В конце концов я остановился у телефона-автомата и путем наведения справок добыл его номер. Я набрал его, но молодой женский голос ответил:
— Мистер Оукли еще не пришел.
— Я бы хотел с ним увидеться.
— По какому вопросу?
— Развод.
Она сказала, что мистер Оукли может принять меня в одиннадцать тридцать, и спросила, как меня зовут.
— Чарлз Крисп.
— Хорошо, мистер Крисп, мистер Оукли вас будет ждать.
В этом я сильно сомневался. С другой стороны, не исключено, что он, как и Чарли Уэст, вполне готов к тому, что я должен как-то на это отреагировать.
Я свернул с северной кольцевой и, проехав девяносто миль по автомагистрали М-1, оказался в Бирмингеме. Контора Оукли находилась в полумиле от центра города, над магазинчиком, где продавались велосипеды и радиоприемники.
На внешней двери его конторы — обшарпанной, черной — была маленькая табличка: «Оукли». На двери имелись два замка и потайной глазок. Я потянул за ручку ворот этой неприступной крепости, и они на удивление легко распахнулись. За дверью оказался узкий коридор с бледно-голубыми стенами, а за ним лестница, ведущая наверх.
Я стал подниматься по ней, стуча по не покрытым ковровой дорожкой ступенькам. Наверху обнаружилась еще одна обшарпанная черная дверь, таким же образом оснащенная. На ней была еще одна табличка с краткой просьбой: «Пожалуйста, звоните». Рядом кнопка звонка. Я надавил ее пальцем и три секунды не отпускал.
Дверь открыла высокая крепкая девица в кожаном брючном костюме. Под пиджаком у нее был черный свитер, а под брюками черные сапоги. Ее черные глаза уставились на меня, длинные черные волосы, скрепленные черепаховым обручем, падали на плечи. На первый взгляд ей было года двадцать четыре, но вокруг глаз у нее уже имелись морщинки, и тусклый взгляд свидетельствовал, что ей слишком хорошо знакома процедура разборки грязного белья.
— Моя фамилия Крисп, — сказал я. — Мы договаривались о встрече.

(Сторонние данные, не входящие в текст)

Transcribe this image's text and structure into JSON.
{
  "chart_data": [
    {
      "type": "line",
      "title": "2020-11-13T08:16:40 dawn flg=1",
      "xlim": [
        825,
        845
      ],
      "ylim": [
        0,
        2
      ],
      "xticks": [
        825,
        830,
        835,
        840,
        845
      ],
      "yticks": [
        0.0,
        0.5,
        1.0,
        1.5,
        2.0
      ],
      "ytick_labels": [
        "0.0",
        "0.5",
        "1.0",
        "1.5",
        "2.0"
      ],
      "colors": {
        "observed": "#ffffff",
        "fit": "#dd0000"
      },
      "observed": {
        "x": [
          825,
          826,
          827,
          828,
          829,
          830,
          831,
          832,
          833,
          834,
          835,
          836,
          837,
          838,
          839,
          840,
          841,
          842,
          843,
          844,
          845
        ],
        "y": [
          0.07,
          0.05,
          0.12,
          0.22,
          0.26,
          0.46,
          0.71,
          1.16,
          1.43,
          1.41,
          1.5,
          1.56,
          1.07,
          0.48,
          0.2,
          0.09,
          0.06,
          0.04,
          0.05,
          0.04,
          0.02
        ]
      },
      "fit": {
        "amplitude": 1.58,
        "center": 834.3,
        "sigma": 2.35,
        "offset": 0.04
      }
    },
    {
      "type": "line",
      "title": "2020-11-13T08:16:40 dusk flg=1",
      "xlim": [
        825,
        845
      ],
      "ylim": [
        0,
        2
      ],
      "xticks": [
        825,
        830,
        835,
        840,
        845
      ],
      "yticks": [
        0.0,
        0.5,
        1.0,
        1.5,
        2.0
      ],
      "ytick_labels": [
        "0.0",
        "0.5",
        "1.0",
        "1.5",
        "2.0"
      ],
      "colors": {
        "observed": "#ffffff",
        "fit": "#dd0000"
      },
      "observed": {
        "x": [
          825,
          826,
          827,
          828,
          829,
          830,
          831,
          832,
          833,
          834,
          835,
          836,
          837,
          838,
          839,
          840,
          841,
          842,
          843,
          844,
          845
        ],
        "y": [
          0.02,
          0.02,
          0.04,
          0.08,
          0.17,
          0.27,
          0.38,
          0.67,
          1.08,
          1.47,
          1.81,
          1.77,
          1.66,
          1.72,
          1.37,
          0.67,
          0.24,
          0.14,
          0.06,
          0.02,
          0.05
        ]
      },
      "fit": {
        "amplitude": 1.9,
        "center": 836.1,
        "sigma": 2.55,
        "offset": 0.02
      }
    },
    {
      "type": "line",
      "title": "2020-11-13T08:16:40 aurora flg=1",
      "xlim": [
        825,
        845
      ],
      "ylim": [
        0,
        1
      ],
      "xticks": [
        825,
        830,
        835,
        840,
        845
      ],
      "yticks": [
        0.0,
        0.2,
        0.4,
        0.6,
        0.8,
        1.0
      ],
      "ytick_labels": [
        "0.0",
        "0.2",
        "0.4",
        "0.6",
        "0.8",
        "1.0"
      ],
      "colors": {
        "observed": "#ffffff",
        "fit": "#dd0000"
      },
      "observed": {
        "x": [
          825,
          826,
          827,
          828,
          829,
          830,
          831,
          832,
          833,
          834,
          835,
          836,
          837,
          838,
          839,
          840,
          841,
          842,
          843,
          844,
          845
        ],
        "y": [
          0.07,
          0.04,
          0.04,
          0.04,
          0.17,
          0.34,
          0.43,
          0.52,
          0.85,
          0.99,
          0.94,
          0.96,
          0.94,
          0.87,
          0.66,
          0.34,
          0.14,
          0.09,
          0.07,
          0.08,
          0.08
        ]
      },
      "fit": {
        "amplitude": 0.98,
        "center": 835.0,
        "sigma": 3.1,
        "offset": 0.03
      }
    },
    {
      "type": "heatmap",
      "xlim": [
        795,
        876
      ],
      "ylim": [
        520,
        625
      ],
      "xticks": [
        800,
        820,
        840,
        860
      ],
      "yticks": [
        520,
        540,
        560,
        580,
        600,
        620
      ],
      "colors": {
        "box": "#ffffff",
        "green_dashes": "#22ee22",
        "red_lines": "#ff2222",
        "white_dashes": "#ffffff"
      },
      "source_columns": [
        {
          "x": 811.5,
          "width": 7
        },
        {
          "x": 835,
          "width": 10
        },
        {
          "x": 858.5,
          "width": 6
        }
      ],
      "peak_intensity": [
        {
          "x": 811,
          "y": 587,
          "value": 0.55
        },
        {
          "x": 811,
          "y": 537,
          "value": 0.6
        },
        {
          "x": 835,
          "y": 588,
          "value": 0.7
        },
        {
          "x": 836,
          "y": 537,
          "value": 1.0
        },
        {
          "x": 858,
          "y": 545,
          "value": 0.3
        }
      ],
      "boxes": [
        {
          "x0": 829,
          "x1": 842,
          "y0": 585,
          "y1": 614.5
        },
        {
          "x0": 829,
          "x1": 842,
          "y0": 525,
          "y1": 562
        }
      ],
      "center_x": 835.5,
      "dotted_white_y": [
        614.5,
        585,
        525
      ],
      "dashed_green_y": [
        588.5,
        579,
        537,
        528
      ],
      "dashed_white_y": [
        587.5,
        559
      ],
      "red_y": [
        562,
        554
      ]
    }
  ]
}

— Входите. — Она шире приоткрыла дверь и отошла, предоставив мне самому ее закрывать.
Я проследовал за ней в офис, небольшую квадратную комнату, где стояли письменный стол, пишущая машинка, телефон и четыре ящика с картотекой. В дальней стене вторая дверь. Уже не черная, а серая, из фибрового картона. Две замочные скважины. Я задумчиво оглядел дверь.
Девица приоткрыла ее, сказав: «Это мистер Крисп», — и снова отошла в сторону, давая мне пройти.
— Спасибо, — сказал я, сделал три шага и оказался с глазу на глаз с Дэвидом Оукли.
Его кабинет был ненамного больше внешнего офиса, и на обстановку хозяин не очень потратился. Коричневый линолеумный пол, деревянная вешалка, маленькое дешевое кресло напротив серого металлического стола, крепкая оконная рама, грязные стекла забраны проволочной сеткой. За окном виднелись перекладины пожарной лестницы. Неяркое бирмингемское солнце настойчиво пробивалось через все преграды и бросало тени, напоминающие ячейки сот, на старинный сейф. Справа от меня еще дверь, крепко-накрепко запертая. С несколькими замочными скважинами.
За столом во вращающемся кресле сидел владелец всего этого великолепия, незаметный Дэвид Оукли. Моложавый. Худощавый. Волосы мышиного цвета. И на сей раз в темных очках.
— Присаживайтесь, мистер Крисп, — сказал он.
Голос ровный, без эмоций, как и в тот раз. — Значит, разводитесь? Сообщите мне подробней, чем могу быть вам полезен, и мы договоримся о гонораре. — Он глянул на наручные часы. — Боюсь, у меня только десять минут. Продолжим?
Он меня не узнал. Я решил, что это дает мне преимущество.
— Насколько я понимаю, вы могли бы подделать для меня кое-какие улики... Фотографии, например?
Он закивал, потом вдруг замер. За очками пустота. Бледные прямые губы неподвижны. Рука, лежавшая на столе, не напряглась и не пошевелилась. Наконец он сказал тем же ровным голосом:
— Уходите!
— Сколько вы берете за подделку доказательств?
— Убирайтесь.
— Но мне хочется знать, какова моя цена, — сказал я с улыбкой.
— Пыль, — объяснил он, нервно дернув ногой под столом.
— Я заплачу вам золотой пылью, если вы скажете, кто нанял вас. Устраивает?
Он подумал. Потом ответил:
— Нет.
За моей спиной мягко открылась дверь во внешний офис.
Оукли невозмутимо произнес:
— Это не Крисп, Диди. Это мистер Хьюз. Он уже уходит.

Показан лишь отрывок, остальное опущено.